Validation of Spectroscopic Model for Fe Ions in Non-Equilibrium Ionization Plasma in LHD and Hinode

We measured extreme ultraviolet spectra of Fe ions for plasmas produced in the Large Helical Device (LHD) at the National Institute for Fusion Science (NIFS). Iron was injected into the plasmas by using a tracer– encapsulated pellet. By controlling the neutral beam injection pattern, we could produce plasma with a central electron temperature of approximately 500eV, which was suitable for producing Fe XVII ions. We measured seven Fe XVII lines.
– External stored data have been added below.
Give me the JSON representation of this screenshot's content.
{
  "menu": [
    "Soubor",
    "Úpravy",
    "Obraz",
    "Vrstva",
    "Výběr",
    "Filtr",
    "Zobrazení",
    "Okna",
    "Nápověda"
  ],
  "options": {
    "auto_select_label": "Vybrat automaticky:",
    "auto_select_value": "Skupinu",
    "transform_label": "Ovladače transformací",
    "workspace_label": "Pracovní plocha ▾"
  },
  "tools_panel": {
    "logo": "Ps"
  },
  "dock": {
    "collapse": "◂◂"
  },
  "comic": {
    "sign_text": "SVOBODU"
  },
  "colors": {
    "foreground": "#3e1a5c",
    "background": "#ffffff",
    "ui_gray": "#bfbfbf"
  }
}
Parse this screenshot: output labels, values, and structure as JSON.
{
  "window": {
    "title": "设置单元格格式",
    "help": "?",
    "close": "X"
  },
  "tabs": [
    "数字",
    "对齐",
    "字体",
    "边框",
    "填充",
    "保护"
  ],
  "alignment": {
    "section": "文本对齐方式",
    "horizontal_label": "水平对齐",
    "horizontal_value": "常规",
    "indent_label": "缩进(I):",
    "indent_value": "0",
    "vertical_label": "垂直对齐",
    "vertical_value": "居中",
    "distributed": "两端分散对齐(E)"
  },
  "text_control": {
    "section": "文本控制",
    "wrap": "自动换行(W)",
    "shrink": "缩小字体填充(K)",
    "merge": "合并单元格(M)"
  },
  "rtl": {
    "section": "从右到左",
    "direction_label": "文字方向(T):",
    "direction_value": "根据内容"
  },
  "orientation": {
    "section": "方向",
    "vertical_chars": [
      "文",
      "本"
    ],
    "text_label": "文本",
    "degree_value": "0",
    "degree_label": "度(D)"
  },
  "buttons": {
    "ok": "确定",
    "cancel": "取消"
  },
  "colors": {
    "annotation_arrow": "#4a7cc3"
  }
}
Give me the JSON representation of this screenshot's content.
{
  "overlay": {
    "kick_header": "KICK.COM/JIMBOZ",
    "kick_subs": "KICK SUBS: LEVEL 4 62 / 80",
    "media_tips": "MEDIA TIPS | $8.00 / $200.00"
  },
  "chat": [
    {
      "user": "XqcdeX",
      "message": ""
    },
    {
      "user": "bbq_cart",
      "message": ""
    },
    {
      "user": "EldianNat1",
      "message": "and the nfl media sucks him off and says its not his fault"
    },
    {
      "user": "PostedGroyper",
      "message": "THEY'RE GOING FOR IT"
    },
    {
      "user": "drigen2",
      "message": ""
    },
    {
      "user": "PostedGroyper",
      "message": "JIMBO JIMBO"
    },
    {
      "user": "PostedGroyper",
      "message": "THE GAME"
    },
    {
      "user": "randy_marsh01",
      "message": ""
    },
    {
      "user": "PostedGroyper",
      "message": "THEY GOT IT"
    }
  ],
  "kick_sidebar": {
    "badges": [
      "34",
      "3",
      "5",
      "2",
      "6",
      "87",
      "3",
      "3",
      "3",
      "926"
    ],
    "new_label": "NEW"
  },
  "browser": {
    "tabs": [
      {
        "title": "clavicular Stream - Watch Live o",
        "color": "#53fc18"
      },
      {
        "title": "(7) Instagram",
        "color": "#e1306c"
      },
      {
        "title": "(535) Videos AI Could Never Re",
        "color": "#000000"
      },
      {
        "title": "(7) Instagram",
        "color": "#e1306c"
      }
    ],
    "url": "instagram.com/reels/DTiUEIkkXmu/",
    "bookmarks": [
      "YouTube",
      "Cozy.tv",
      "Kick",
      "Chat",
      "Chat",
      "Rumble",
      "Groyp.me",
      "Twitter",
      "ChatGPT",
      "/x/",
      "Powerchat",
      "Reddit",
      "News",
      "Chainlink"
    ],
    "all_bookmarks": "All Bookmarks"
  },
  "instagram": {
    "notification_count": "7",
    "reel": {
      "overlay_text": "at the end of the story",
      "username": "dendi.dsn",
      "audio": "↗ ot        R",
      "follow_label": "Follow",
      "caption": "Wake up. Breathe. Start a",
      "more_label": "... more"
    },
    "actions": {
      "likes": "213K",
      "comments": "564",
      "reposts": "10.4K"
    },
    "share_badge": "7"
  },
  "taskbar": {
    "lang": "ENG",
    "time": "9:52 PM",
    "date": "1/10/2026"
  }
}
The intensity ratio for λ of 20.468 to 25.493nm was consistent with the theoretically calculated value of 1.1. This calculated value was determined purely from the branching ratio due to the common upper level of these transitions, although Warren et al. [Astrphys. J. 685, 1277 (2008)] reported a larger ratio of approxinately 2 from Hinode EIS measurements. The other five ratios for Fe XVII lines in our LHD measurements were also consistent with the theoretical ratios calculated with a collisional–radiative model. A preferred atomic dataset for Fe XVII is suggested to obtain better agreement between the measured and calculated ratios.